Assume a family is planning to have three children.
A. What is is the probablity of a family having 2 girls.
B. The probablity of a family having at least 1 boy.
C. List the sample space using a B for Boy and G for girl (Hint there should be 8 possible outcomes).
a) prob (2 girls out of 3) = C(3,2) (1/2)^2 (1/2)
= 3(1/8) = 3/8
b) at least 1 boy --- no "all girls"
prob (all girls) = 1/8
prob (at least 1 boy) = 1 - 1/8 = 7/8
c)
BBB
BBG
BGB
GBB
GGB
GBG
BGG
GGG
To calculate the probabilities, we'll start by creating the sample space for all possible outcomes.
C. Sample Space:
To list all possible outcomes, we can use a tree diagram.
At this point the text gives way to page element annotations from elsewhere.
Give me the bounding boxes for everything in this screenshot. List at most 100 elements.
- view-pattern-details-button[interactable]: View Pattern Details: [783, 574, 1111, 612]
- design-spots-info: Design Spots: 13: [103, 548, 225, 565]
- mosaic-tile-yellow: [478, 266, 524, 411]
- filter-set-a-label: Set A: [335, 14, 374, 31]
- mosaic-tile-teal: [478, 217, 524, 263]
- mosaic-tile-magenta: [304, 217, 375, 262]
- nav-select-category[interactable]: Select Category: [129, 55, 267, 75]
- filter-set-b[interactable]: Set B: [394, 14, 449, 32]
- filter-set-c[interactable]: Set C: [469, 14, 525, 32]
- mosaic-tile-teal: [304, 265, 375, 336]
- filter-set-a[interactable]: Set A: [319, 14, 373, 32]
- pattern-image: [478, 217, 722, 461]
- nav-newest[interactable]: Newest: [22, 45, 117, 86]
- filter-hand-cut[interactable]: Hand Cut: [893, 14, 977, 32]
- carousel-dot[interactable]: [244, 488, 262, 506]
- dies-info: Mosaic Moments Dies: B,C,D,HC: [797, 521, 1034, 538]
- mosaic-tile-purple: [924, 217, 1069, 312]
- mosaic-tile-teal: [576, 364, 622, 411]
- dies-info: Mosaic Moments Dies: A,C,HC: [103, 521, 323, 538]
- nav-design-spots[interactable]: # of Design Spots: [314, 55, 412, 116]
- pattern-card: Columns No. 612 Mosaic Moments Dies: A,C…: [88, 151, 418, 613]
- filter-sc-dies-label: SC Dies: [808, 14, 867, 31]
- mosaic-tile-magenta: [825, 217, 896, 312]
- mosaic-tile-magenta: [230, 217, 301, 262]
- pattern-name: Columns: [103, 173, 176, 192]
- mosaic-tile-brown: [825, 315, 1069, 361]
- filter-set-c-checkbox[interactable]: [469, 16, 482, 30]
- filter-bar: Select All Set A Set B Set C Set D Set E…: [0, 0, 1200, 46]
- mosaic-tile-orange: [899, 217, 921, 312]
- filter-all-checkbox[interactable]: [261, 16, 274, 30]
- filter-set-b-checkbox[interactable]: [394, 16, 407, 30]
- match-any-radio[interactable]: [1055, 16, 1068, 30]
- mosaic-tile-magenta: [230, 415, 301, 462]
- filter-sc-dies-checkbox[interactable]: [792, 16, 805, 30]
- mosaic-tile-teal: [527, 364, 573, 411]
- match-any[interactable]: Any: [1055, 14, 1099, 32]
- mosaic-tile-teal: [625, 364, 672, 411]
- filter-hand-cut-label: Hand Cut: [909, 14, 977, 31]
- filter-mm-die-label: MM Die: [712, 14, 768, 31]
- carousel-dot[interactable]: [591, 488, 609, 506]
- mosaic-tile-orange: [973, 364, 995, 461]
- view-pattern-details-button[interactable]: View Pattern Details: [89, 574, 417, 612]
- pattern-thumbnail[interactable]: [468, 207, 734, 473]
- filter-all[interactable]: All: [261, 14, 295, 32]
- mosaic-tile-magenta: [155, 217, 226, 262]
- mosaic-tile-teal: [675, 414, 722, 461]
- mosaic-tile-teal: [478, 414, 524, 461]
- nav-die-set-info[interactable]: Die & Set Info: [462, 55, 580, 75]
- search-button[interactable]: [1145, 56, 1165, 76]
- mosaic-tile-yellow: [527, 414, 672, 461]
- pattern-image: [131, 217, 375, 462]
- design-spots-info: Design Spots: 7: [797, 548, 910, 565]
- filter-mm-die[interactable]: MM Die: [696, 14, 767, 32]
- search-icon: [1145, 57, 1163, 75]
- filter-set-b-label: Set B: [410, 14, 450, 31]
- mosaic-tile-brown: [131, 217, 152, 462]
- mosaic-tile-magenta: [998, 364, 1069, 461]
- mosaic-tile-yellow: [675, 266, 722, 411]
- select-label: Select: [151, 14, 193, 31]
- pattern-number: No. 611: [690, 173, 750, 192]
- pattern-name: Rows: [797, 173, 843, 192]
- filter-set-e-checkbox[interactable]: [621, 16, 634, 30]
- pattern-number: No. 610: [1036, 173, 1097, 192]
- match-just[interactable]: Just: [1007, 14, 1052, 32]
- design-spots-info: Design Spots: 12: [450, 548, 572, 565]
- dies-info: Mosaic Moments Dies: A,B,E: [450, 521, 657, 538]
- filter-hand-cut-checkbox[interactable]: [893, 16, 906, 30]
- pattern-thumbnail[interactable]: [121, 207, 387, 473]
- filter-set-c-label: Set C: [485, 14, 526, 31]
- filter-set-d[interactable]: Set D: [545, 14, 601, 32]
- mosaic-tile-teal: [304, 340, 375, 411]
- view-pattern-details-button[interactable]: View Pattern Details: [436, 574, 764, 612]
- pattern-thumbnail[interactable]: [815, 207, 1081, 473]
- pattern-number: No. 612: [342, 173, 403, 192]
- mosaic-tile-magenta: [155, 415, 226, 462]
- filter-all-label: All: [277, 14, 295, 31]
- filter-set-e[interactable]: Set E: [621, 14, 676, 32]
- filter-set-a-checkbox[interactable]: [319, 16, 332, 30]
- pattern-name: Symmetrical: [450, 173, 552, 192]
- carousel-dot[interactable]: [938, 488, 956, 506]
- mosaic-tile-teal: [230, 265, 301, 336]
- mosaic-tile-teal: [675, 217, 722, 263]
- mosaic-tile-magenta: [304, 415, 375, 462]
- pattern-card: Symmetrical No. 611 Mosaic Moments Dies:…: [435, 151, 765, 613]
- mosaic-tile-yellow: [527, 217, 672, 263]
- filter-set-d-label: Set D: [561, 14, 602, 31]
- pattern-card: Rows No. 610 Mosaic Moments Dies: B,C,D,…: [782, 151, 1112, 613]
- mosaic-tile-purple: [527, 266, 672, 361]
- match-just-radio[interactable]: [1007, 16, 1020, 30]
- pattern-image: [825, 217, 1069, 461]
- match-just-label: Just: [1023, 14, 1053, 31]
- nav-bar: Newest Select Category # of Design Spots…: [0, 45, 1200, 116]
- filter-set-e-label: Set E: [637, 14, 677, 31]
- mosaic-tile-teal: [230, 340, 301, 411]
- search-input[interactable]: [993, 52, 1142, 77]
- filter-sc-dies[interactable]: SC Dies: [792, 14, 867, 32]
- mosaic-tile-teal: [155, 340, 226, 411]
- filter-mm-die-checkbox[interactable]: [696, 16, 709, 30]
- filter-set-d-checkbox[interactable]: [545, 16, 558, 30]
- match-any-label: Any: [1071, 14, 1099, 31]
Assuming each child has an equal probability of being a boy or a girl, we would have the following eight possibilities:
1. B-B-B
2. B-B-G
3. B-G-B
4. G-B-B
5. G-G-B
6. G-B-G
7. B-G-G
8. G-G-G
Now let's move on to answering the specific questions:
A. Probability of a family having 2 girls:
To calculate this probability, we need to count the number of outcomes where the family has 2 girls (GG) and divide it by the total number of possible outcomes.
From the sample space above, we can see that there are three outcomes with 2 girls (GG): G-G-B, G-G-G, and G-B-G. Therefore, the probability of having 2 girls is 3/8, or 0.375 (or 37.5%).
B. Probability of a family having at least 1 boy:
To calculate this probability, we need to count the number of outcomes where the family has at least 1 boy and divide it by the total number of possible outcomes.
From the sample space above, we can see that there are seven outcomes with at least 1 boy (B-B-B, B-B-G, B-G-B, G-B-B, G-G-B, B-G-G, and G-G-G). Therefore, the probability of having at least 1 boy is 7/8, or 0.875 (or 87.5%).